GAA repeat expansion of Friedreich's ataxia (FA) - How to identify and size expansion? (Jan/13/2007 )
Hello. I dig this forum, but I'm new to laboratory techniques used in molecular biology. My school is only a two-year college, but the bio lab is purchasing a thermocycler soon. I'm a biology student that follows research associated with the genetic disease Friedreich's ataxia (FA). Basically, I'd like to learn the procedures used in diagnosis of FA (via PCR), so I can verify results from a 5-year old test. If anyone doesn't mind, could you glance at my links? Some clarification would be very helpful.
After I extract DNA from a whole blood sample (source), I should follow standard PCR protocol (which was mentioned here in methods). Another one of my references is this. Is there a particular sort of kit I should annoy my prof about? And how do I obtain those primers? Hmm, I think that's it for now. Thanks!
You chose a rather difficult target for a first time PCR experiment. I'd start with something easier. The problems with this are repetitive sequence, long sequence, poor starting material, and competition from the normal, shorter allele. If you do want to do it, I'd recommend that you follow the long PCR protocols, even though the fragments are not particularly long, since you require robust amplification of longer fragments in the presence of shorter ones which will normally amplify much more readily. The primers are easy to order, and should cost less than $50 from places such as IDT (www.idtdna.com). You don't want to be doing this as a substitute for competent clinical analysis.

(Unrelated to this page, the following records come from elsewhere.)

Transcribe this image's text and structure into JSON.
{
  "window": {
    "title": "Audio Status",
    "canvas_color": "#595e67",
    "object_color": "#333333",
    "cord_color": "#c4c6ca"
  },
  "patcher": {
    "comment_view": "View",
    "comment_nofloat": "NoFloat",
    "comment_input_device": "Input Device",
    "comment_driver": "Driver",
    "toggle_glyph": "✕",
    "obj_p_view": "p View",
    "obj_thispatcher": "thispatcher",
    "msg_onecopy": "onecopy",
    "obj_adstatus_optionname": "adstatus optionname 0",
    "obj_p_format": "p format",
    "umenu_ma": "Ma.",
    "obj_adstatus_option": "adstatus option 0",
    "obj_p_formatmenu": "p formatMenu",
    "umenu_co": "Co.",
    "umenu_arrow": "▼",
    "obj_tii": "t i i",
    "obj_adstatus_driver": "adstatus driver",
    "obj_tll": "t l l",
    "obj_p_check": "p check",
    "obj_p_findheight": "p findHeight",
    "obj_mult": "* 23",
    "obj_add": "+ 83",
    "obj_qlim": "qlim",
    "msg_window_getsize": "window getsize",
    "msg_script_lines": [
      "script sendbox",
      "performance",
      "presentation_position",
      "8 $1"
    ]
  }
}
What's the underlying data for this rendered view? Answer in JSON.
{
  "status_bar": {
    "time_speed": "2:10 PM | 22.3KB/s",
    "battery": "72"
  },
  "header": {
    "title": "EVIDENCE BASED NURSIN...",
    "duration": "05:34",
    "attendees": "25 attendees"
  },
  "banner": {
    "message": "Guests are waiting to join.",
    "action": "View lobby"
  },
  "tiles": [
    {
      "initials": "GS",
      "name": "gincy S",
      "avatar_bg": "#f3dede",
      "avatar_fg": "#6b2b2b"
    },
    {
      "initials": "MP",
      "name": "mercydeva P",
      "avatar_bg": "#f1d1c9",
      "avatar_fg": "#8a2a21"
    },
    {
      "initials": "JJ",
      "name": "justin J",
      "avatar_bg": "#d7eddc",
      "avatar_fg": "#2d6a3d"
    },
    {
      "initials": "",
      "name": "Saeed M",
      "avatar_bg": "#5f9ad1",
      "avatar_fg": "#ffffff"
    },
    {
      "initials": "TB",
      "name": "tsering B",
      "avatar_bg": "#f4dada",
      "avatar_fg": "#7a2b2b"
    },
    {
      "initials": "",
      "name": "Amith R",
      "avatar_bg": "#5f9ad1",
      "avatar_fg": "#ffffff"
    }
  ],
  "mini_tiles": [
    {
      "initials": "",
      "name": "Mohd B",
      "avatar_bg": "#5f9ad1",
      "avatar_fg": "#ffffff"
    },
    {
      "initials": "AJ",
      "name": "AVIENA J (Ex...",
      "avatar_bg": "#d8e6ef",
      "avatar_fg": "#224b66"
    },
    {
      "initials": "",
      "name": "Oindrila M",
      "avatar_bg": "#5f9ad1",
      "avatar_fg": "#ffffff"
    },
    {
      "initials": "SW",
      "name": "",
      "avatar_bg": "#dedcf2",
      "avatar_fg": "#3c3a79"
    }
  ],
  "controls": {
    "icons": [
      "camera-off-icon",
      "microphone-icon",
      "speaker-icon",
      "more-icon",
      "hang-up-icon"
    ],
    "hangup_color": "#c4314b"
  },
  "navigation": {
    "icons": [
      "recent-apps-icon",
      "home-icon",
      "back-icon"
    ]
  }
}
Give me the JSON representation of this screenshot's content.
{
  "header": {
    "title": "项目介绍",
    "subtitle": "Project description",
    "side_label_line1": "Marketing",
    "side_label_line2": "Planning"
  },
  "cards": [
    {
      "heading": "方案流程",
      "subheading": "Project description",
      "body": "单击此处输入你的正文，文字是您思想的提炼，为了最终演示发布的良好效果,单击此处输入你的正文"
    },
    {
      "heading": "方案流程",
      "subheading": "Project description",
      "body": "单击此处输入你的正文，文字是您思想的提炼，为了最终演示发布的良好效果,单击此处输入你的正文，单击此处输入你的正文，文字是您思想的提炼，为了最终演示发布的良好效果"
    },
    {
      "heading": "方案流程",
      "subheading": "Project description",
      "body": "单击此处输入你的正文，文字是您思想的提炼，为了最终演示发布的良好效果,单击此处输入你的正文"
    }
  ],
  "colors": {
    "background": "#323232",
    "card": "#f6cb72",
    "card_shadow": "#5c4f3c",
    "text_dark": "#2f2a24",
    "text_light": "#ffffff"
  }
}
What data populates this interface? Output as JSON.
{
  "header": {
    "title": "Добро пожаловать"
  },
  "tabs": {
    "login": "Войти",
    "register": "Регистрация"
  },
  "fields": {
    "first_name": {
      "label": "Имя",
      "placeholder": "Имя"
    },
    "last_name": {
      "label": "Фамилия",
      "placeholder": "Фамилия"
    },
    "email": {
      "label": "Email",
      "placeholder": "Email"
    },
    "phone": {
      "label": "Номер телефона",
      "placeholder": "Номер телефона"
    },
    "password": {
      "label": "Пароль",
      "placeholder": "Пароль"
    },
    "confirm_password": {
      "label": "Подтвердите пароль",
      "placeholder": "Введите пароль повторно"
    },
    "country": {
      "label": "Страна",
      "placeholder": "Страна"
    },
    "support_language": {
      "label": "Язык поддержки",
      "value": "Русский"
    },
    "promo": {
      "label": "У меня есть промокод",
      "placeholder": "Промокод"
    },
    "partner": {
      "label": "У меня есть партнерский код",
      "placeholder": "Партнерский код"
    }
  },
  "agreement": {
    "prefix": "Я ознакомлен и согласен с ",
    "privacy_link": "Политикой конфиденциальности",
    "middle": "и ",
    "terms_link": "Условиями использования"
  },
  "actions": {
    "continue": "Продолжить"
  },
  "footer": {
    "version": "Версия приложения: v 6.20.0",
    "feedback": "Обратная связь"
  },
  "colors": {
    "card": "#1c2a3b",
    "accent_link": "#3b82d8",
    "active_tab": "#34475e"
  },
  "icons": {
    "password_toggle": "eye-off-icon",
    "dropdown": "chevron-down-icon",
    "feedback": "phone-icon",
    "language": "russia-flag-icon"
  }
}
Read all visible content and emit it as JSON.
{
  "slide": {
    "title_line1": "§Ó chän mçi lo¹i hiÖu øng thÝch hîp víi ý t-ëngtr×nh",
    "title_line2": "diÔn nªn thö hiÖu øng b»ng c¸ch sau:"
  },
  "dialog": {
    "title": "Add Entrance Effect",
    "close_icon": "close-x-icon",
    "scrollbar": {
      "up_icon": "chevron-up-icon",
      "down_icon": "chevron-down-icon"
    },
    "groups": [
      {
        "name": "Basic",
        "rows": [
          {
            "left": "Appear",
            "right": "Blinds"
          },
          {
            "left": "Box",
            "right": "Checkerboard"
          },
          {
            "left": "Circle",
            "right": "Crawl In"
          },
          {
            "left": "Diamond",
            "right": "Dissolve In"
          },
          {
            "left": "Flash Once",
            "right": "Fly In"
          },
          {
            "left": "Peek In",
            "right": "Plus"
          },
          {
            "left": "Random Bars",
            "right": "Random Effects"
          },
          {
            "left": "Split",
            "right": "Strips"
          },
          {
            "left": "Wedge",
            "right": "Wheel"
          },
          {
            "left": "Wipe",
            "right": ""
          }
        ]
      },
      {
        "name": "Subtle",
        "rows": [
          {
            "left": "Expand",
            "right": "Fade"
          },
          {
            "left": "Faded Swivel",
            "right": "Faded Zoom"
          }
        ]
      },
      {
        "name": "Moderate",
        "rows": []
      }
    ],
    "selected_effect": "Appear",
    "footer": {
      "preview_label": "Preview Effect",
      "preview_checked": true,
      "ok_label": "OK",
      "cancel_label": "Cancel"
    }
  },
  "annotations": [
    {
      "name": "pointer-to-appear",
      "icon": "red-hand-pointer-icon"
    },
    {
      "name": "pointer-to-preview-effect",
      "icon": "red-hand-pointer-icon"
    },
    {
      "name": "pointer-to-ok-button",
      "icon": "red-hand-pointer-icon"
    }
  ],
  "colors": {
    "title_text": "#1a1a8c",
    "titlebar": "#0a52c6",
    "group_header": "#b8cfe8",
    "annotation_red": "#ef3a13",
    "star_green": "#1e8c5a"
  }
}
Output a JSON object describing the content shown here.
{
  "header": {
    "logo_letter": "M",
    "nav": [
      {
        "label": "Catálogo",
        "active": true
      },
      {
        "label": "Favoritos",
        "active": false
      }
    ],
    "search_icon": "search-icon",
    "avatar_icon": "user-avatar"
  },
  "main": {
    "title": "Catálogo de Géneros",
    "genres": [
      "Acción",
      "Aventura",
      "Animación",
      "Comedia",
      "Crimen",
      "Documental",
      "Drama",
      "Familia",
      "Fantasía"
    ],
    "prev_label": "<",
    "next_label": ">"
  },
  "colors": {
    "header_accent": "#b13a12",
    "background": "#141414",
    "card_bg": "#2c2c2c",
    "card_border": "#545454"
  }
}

Thanks for the reply. Actually, I have results that tested the same individual (via PCR tech) about 5 years ago. I'm relying on those results to compare the accuracy of my first PCR experiment. Because those findings showed a GAA triplet repeat expansion for both alleles (~650 & ~900), should I still expect amp. competition from the shorter allele? Or would that usually be an issue for testing heterozygotes? Thanks again.
oh , and there is the problem with PCR slipage.
Since this is a repeat of the same 3 bp over and over again. It is very posible for a small segment of the PCR template to loop out, , a partially finished product to bridge the loop, and the polymerase continues to extend.. this result in a truncated PCR product. And because it is smaller it will be more competitive during the amplification.
It was quite a problem with a friend of mind who was working on triplet expension... the PCR product was a terrible smear. Reducing the extension temperature helped some. 68 Celsius.